Ruedi Fahrni, Leiter des Asylwesens des Kantons Luzern, hat von der Dagmerseller Petition Kenntnis. Diese ändere aber nichts am Vertrag. Gleichzeitig erklärt er: «Sollte uns der Gemeinderat auf Wunsch der Bevölkerung die Anlage für einen verlängerten Betrieb zur Verfügung stellen, würden wir dieses Angebot natürlich sehr gerne annehmen.»

Fahrni betont, dass die Situation um die Asylplätze im Kanton Luzern «sehr prekär» sei. Es müssten täglich Lösungen für bis zu 20 Personen gefunden werden. Momentan sei eine deutliche Zunahme von syrischen und afghanischen Flüchtlingen feststellbar, die Anzahl Flüchtlinge aus Eritrea habe etwas abgenommen.
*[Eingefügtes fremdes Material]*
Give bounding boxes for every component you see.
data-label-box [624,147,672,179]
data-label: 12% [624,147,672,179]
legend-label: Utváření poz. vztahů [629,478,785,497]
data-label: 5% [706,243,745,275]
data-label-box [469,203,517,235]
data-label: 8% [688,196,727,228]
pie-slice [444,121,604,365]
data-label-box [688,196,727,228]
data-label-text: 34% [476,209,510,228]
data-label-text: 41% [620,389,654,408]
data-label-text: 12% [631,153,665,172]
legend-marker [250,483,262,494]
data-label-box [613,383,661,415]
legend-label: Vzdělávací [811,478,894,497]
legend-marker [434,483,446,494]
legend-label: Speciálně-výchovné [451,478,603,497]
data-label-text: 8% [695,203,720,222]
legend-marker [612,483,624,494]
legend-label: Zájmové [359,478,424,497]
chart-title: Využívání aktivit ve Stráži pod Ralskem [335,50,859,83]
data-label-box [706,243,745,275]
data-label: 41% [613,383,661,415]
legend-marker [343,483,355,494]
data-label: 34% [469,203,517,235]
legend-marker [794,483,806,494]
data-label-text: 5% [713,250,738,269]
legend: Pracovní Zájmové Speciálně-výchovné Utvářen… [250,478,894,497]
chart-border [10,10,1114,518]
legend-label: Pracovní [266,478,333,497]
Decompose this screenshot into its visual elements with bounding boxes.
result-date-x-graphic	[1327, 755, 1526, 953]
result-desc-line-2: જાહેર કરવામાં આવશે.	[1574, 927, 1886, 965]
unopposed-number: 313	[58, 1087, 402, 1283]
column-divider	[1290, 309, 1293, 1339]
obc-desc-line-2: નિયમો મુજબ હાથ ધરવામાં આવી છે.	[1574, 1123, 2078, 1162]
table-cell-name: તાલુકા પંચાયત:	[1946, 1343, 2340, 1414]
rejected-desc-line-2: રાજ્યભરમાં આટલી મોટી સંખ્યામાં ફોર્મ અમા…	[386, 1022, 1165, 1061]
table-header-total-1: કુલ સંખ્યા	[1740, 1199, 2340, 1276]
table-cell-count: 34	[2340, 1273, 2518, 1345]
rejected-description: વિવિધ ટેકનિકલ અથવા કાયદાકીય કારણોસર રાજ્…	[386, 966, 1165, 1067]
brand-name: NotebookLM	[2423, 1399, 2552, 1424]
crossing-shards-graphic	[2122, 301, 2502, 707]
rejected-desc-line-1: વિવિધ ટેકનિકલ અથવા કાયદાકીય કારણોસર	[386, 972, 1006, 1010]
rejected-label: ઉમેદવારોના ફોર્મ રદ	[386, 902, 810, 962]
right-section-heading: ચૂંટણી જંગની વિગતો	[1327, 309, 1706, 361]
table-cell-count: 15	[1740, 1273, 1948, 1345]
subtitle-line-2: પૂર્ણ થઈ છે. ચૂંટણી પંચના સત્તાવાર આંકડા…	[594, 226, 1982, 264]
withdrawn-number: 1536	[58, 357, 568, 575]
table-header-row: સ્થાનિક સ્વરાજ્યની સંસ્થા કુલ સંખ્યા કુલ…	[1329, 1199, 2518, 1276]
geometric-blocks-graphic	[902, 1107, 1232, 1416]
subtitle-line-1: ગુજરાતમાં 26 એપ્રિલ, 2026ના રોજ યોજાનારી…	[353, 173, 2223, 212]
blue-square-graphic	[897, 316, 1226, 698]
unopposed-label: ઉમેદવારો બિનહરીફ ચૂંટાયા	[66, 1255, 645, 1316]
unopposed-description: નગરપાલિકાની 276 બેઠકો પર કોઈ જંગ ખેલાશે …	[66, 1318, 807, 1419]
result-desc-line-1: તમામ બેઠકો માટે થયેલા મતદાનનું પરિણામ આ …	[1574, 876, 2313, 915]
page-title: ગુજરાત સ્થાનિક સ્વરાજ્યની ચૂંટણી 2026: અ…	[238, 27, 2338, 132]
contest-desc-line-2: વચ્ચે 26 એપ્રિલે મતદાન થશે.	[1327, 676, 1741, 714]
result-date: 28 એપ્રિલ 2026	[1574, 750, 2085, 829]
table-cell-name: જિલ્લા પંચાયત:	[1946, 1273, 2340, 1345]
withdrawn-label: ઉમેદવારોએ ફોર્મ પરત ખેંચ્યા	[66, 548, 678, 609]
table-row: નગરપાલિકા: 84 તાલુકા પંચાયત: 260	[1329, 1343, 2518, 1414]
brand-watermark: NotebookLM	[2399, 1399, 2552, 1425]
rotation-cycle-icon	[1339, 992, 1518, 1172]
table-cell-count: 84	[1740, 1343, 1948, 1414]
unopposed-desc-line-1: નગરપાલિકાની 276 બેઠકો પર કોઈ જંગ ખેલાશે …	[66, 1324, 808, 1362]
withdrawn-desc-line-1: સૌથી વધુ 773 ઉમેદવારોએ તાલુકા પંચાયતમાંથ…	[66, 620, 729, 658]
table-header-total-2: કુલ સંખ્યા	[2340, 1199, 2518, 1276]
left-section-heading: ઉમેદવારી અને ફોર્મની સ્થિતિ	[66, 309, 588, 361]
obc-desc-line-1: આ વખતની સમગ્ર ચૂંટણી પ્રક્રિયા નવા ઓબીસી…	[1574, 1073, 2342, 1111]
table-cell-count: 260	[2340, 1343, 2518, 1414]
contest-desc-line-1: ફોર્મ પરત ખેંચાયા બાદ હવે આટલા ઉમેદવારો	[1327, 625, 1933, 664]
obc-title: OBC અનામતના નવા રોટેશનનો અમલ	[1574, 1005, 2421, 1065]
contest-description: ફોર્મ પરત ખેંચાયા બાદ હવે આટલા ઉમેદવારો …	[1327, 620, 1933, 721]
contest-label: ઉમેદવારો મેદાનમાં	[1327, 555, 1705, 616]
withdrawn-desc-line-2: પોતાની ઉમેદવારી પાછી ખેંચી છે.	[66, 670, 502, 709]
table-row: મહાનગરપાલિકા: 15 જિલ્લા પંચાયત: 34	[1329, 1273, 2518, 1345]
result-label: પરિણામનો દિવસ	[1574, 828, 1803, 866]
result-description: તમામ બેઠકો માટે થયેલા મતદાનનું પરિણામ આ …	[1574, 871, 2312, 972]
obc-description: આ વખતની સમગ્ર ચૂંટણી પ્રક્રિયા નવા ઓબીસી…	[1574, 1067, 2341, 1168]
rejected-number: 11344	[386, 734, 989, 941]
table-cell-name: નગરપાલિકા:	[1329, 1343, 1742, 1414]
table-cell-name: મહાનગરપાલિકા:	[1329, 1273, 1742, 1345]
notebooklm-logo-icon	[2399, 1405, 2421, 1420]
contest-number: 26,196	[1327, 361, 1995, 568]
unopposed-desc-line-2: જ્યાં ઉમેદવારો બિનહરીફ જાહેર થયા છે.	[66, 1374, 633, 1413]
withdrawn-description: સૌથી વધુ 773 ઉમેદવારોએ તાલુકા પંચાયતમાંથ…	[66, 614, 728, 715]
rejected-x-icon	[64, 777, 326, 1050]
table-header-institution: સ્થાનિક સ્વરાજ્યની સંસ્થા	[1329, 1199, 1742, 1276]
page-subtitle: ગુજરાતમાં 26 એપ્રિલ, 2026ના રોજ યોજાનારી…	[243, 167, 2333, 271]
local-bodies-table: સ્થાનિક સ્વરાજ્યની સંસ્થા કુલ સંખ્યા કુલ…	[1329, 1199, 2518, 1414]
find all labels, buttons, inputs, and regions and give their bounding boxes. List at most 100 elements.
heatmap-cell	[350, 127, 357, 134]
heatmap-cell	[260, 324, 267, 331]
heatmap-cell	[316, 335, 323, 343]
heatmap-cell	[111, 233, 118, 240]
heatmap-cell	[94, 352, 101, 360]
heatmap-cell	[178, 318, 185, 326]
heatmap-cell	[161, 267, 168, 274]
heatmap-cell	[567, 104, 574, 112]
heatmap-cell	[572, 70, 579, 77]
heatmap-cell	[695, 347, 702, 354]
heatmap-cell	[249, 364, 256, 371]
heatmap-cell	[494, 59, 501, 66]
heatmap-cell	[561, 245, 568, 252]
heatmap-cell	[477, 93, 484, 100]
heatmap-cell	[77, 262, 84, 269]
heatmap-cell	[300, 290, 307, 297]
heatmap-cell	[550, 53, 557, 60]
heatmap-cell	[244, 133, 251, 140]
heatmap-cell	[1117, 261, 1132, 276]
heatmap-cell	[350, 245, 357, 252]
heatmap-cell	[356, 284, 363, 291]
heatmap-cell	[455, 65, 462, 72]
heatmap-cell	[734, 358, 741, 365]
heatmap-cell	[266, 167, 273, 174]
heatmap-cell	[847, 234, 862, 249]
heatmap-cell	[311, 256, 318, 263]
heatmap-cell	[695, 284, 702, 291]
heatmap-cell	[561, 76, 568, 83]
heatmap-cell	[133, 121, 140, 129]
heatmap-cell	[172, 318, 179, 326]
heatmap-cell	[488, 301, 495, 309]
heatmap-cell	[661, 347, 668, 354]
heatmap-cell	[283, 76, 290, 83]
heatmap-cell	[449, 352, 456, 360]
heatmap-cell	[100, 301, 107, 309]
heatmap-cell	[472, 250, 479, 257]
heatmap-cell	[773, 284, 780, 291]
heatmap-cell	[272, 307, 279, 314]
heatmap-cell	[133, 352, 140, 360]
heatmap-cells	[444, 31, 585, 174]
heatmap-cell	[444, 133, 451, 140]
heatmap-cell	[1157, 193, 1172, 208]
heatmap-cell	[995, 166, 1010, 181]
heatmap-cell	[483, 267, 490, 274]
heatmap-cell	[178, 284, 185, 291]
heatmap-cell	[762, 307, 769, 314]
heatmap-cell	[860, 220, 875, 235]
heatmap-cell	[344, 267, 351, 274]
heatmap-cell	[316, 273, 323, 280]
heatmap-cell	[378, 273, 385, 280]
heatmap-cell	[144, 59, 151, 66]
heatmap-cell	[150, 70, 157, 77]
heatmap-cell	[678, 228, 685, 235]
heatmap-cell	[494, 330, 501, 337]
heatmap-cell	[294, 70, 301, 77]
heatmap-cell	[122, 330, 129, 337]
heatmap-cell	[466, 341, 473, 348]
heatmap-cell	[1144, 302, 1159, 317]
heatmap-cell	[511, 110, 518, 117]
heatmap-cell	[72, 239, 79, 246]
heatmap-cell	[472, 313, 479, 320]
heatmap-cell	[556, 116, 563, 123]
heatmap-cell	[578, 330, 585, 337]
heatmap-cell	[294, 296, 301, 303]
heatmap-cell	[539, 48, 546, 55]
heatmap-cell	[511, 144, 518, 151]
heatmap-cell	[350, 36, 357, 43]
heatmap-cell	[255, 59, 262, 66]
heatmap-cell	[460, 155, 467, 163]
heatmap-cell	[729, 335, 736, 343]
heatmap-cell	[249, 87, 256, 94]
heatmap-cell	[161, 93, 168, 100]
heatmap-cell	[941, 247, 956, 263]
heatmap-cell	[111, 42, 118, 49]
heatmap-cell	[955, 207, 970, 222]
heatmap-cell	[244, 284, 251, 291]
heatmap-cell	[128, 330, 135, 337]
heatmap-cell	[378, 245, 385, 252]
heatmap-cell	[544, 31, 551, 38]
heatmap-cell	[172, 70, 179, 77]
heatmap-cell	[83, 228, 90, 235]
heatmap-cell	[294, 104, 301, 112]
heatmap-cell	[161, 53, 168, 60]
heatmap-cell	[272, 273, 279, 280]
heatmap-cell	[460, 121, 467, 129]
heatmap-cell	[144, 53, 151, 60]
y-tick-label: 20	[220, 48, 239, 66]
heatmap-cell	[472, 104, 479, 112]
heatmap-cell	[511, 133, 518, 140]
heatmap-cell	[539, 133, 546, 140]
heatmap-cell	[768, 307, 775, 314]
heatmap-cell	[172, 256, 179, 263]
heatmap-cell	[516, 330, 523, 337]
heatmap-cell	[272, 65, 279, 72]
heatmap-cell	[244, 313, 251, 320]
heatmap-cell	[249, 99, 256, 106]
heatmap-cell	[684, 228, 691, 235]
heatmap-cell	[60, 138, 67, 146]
Weiteres Zentrum in Aussicht

Die Aufnahmepflicht der Gemeinden beginne inzwischen zu greifen, sagt Fahrni. Es seien viele Objekte gemeldet worden. In Meggen sind derweil die ersten Asylbewerber in die vor kurzem geöffnete Notunterkunft eingezogen, in Nebikon ist die seit zwei Wochen geöffnete Anlage mit 50 Personen bereits voll ausgelastet. Weder in diesen beiden Gemeinden noch in Willisau sind dem Kanton zurzeit Bestrebungen bekannt, dass die Notunterkünfte länger als geplant geöffnet sein sollen.

Der Kanton wird gemäss eigenen Angaben nächste Woche ein weiteres Zentrum für Asylplätze kommunizieren.